For the stock market, along with rising 10 year yields, it doesn't help that the dollar is strengthening over the past couple of trading days. No, the US is not that much different than the rest of the world when it comes to weak currency/strong stock market. The correlation works just as well for the S&P 500, because the global stock markets have just become a mercantile index, measuring how much extra companies can make from exports with a weaker currency. Just like Japan and Europe. The currency is the only variable that actually changes from time to time, thus its effect on the stock index. The domestic markets aren't a changing variable, because there is hardly any growth.

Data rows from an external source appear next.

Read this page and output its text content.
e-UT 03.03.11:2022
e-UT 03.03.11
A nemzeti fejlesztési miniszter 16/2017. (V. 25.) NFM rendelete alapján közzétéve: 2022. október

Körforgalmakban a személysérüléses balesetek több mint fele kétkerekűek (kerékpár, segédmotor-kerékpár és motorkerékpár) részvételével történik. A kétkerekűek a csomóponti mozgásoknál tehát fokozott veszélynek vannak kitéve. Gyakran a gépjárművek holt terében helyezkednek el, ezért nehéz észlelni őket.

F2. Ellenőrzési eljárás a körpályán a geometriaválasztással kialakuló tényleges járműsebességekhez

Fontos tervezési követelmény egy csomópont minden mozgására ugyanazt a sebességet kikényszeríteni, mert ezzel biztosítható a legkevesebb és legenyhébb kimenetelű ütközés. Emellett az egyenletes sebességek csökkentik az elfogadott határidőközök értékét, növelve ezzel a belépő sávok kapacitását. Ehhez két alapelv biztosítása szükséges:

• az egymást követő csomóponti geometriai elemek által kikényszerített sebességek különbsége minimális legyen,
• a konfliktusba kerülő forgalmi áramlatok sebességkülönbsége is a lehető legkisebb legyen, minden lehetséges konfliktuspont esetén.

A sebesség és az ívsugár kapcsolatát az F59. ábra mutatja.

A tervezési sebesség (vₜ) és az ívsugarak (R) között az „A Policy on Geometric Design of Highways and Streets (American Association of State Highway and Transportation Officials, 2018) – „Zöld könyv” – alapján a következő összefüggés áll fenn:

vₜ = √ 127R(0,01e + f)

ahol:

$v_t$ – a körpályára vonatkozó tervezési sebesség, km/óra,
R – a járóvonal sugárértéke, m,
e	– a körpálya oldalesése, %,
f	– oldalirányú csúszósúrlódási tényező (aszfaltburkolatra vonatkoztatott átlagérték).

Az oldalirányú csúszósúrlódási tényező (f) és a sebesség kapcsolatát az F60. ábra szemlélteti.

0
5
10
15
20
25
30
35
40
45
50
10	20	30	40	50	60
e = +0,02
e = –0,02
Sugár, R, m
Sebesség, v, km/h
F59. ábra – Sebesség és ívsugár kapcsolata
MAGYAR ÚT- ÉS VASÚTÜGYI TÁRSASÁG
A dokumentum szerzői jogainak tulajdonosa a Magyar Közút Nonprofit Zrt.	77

I know the current news headlines are all about inflation and higher growth, massive Treasury debt supply coming, and rising interest rates. But the growth is just not that high, and actually weaker than what we had in 2014. The market needs to latch on to a story that it can run with, and since there's nothing else to talk about now, with tax cuts and the budget already passed, it gets all the attention. Unlike the pundits who believe there was almost no inflation for the last 10 years, I actually see how prices have changed. The biggest expense for most people is housing, and that has not seen low inflation as many claim. Same goes for medical expenses. Really the only thing that hasn't gone up in prices are commodities and electronics. The price for services and education is way higher as well. The CPI and PCE are a joke, and using those figures to determine inflation is playing right into the government's goal, of being able to suppress interest rates by pretending inflation is low, and also reduce payouts for CPI indexed entitlements.
We have a rare gap down after a 3 day weekend, so close to that V bottom from less than 2 weeks ago. This market just doesn't seem like it wants to break 2750 until the bond market settles down. Bonds were strong on Friday and stocks followed. Today, both are weak. The negative stock/bond correlation is broken. It makes for a more unpredictable stock and bond market. A nightmare for risk parity funds. This too shall pass, but it probably stays with this market till we hear explicitly (not Congress spoon fed babble on Feb. 28) from Powell at his first FOMC meeting on March 21.
Still waiting to short, didn't expect the sellers to come out so quickly on Friday and beat it down after the 3 day weekend. Any bounce in the bond market should provide an opportunity to short the S&P if it bounces towards 2750-2760 again this week.